We show that the category of comonoids, defined with respect to the composition product in the category of polynomial functors, is equivalent to a category of small categories as objects but with an interesting type of morphism called retrofunctors. Unlike traditional functors, retrofunctors operate in a forward-backward manner, offering a different kind of relationship between categories. We introduce this concept of retrofunctors, provide examples to illustrate their behavior, and explain their role in modeling state systems.
We model discrete-time dynamical systems using a specific class of lenses between polynomials whose domains are equipped with a bijection between their positions and their directions. We introduce Moore machines and deterministic state automata as key examples, showing how these morphisms describe state transitions and interactions. We also explain how to build new dynamical systems from existing ones using operations like products, parallel composition, and compositions of these maps. This chapter demonstrates how polynomial functors can be used to represent and analyze discrete-time dynamical behavior in a clear, structured way.
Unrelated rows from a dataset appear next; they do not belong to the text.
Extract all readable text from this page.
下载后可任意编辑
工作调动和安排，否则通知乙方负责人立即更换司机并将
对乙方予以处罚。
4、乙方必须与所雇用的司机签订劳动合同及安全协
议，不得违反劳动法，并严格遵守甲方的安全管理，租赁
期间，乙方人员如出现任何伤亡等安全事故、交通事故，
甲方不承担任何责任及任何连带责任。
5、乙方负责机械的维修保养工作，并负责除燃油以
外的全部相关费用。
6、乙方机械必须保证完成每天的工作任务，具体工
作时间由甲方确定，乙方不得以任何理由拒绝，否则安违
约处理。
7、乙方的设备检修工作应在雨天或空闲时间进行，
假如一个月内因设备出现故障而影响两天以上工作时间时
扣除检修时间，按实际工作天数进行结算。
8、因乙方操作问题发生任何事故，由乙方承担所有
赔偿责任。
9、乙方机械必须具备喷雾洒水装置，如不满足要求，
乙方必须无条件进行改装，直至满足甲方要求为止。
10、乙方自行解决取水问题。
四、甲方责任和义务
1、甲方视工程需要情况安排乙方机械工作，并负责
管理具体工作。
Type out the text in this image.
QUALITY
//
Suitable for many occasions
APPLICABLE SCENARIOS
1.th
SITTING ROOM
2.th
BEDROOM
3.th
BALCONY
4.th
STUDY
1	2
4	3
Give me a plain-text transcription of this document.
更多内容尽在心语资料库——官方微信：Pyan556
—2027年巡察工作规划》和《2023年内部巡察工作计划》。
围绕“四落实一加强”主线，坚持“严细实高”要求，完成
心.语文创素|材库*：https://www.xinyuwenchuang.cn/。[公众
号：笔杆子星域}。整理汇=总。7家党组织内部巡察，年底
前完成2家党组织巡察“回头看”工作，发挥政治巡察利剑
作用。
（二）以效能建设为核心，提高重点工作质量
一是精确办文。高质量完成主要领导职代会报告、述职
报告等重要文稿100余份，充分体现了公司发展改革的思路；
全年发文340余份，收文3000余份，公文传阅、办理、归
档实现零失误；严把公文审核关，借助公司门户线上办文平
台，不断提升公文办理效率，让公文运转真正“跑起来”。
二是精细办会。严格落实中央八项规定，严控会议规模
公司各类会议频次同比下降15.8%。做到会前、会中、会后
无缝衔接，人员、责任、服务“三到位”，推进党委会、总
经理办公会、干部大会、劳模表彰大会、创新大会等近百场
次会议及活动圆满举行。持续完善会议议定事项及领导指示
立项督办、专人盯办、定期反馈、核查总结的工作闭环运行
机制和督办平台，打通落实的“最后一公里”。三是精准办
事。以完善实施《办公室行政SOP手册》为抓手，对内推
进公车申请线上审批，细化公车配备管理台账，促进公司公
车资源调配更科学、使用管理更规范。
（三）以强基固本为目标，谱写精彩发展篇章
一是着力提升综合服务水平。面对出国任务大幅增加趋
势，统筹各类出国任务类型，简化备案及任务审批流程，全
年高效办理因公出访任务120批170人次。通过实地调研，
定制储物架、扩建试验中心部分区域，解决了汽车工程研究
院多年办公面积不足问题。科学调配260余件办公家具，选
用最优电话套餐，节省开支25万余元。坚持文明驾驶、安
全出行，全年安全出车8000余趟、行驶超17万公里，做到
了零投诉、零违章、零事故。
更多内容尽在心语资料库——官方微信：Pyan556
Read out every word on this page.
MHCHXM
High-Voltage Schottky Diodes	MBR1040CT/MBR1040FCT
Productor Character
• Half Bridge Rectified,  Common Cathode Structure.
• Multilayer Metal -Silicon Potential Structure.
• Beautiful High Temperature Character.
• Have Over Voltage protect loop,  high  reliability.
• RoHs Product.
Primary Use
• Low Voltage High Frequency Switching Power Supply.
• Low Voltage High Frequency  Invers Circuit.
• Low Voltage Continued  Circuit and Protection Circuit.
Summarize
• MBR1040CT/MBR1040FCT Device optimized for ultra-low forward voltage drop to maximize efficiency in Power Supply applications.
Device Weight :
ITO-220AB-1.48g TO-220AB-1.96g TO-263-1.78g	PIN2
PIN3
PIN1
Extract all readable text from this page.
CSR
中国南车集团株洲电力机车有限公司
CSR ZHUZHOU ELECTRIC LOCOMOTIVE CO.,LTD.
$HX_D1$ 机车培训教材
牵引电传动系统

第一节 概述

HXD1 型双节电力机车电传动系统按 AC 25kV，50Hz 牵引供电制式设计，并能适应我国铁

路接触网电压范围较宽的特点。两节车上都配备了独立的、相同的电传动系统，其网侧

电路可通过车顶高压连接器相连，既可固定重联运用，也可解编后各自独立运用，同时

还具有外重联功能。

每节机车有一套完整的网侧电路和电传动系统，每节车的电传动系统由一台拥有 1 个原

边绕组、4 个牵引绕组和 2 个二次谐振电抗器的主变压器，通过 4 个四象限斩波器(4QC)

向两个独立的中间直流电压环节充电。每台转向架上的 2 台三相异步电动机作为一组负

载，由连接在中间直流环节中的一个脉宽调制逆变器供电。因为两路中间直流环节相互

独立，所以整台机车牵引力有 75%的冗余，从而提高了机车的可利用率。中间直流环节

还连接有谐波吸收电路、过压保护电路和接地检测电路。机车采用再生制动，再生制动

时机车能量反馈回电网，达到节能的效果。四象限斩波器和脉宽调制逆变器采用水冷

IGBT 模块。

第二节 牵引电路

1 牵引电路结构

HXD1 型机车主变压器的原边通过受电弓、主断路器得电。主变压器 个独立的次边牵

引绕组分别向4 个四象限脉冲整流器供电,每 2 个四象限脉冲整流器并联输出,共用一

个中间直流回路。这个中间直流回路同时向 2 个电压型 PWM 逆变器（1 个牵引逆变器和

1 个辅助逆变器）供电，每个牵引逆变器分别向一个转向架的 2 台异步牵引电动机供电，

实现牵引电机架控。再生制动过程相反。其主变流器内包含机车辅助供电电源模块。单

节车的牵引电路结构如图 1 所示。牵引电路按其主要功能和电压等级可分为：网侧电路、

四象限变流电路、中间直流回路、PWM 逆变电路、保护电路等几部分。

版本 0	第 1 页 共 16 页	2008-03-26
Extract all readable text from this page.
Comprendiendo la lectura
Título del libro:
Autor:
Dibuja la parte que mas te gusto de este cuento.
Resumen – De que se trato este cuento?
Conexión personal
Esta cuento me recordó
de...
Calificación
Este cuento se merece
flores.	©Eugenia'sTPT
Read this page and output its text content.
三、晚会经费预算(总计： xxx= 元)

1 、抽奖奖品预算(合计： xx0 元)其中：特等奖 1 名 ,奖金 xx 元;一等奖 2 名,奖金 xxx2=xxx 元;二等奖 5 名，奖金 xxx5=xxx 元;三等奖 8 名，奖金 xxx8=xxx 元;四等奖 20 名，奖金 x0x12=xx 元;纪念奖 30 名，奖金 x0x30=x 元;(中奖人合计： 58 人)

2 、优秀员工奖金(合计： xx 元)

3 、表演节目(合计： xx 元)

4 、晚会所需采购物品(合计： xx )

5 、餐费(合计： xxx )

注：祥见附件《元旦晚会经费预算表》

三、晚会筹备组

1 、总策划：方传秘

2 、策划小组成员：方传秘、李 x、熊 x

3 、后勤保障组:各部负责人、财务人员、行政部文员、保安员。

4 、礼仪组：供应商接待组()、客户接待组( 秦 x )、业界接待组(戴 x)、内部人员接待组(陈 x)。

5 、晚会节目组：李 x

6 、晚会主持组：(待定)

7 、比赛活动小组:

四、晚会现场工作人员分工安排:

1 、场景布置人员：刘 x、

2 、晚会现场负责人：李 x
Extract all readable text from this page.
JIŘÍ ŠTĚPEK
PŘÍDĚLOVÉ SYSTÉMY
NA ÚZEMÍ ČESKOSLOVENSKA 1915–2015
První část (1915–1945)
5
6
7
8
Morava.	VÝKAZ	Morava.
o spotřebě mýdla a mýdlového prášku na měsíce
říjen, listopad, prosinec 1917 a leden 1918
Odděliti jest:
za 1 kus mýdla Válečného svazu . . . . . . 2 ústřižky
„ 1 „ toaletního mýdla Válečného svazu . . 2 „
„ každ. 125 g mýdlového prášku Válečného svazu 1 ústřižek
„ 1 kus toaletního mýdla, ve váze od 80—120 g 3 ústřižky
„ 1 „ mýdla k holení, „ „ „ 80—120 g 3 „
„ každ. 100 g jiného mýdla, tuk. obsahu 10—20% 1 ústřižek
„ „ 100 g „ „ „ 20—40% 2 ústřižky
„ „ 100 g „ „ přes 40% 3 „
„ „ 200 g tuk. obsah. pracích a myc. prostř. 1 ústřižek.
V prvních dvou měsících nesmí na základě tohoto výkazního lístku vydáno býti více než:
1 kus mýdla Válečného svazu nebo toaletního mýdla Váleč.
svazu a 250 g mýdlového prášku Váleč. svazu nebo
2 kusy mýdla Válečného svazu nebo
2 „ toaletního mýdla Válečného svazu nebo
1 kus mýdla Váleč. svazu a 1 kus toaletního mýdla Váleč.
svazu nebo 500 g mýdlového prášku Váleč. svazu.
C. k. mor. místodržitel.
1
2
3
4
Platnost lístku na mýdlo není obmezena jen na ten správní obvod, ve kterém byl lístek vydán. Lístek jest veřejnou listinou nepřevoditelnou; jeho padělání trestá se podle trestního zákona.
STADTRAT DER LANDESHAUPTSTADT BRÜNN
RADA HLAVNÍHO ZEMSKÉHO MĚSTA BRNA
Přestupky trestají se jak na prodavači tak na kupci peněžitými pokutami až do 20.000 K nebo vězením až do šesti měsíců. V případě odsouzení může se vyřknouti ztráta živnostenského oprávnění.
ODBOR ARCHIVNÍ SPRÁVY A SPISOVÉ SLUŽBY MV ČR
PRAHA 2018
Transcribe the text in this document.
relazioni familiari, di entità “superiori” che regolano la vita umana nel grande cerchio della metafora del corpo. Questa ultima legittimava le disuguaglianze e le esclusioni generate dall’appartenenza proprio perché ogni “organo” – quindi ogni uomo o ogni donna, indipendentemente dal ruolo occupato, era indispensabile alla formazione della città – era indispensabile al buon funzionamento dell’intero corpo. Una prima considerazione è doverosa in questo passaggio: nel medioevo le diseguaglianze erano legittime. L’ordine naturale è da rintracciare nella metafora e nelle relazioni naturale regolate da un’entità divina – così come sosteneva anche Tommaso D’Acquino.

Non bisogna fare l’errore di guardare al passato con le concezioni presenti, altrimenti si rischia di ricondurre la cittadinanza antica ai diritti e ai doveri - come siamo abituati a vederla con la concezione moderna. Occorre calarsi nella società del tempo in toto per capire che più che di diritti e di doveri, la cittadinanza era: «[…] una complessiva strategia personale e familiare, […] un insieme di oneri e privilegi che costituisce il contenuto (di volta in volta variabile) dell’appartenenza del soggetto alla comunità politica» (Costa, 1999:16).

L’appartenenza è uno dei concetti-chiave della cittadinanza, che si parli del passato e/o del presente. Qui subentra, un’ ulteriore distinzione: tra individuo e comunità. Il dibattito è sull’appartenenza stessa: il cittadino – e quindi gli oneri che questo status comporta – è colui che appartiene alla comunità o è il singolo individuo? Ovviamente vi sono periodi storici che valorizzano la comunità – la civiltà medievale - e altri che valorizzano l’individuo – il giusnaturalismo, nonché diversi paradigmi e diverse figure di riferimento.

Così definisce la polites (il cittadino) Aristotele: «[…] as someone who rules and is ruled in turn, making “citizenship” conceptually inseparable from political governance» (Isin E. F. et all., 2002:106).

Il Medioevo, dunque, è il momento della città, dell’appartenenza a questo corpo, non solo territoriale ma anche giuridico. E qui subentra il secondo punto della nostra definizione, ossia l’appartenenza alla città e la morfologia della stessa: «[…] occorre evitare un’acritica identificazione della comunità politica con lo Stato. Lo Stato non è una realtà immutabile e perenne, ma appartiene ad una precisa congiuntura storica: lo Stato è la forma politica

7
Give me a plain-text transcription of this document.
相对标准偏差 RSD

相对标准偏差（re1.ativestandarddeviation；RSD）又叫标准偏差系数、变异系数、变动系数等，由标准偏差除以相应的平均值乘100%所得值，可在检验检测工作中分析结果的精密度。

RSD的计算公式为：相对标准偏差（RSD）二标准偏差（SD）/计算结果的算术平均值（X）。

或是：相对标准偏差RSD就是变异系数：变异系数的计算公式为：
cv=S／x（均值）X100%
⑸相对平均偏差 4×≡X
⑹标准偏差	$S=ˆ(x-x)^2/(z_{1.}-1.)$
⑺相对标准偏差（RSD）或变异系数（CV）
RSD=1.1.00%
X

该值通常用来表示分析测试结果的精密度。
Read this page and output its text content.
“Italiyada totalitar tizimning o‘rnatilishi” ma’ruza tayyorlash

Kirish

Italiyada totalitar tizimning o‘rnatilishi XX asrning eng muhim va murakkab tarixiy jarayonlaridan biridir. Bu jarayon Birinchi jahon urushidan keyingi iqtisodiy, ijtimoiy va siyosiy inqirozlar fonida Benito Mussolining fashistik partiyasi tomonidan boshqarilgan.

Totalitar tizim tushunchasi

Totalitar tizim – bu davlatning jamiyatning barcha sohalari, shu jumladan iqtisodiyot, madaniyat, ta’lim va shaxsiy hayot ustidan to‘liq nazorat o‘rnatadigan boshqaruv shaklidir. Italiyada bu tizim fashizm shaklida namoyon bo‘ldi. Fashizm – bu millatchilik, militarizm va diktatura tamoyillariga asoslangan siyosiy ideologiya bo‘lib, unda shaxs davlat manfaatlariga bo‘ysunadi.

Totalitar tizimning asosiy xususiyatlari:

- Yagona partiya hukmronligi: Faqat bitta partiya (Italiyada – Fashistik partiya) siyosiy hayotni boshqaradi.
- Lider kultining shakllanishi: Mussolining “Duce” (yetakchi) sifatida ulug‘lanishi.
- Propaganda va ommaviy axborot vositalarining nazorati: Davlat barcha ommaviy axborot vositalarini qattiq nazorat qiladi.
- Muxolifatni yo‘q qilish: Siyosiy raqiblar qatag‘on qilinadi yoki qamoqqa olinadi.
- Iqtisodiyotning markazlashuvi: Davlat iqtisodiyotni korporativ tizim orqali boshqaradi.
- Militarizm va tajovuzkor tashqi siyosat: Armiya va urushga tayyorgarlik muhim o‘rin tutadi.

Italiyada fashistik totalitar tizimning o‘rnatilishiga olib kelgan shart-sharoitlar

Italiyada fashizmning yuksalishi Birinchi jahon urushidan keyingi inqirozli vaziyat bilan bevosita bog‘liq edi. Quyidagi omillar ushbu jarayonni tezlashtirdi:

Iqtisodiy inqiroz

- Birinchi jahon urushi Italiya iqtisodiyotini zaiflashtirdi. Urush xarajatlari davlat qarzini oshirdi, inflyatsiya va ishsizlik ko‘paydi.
We describe a range of additional category-theoretic structures on the category of polynomial functors. These include concepts like adjunctions, epi-mono factorizations, and cartesian closure. We also cover limits and colimits of polynomials and explore vertical-cartesian factorizations of morphisms. The chapter highlights how these structures provide new tools for working with polynomial functors and extend their usefulness in modeling various types of interactions and constructions.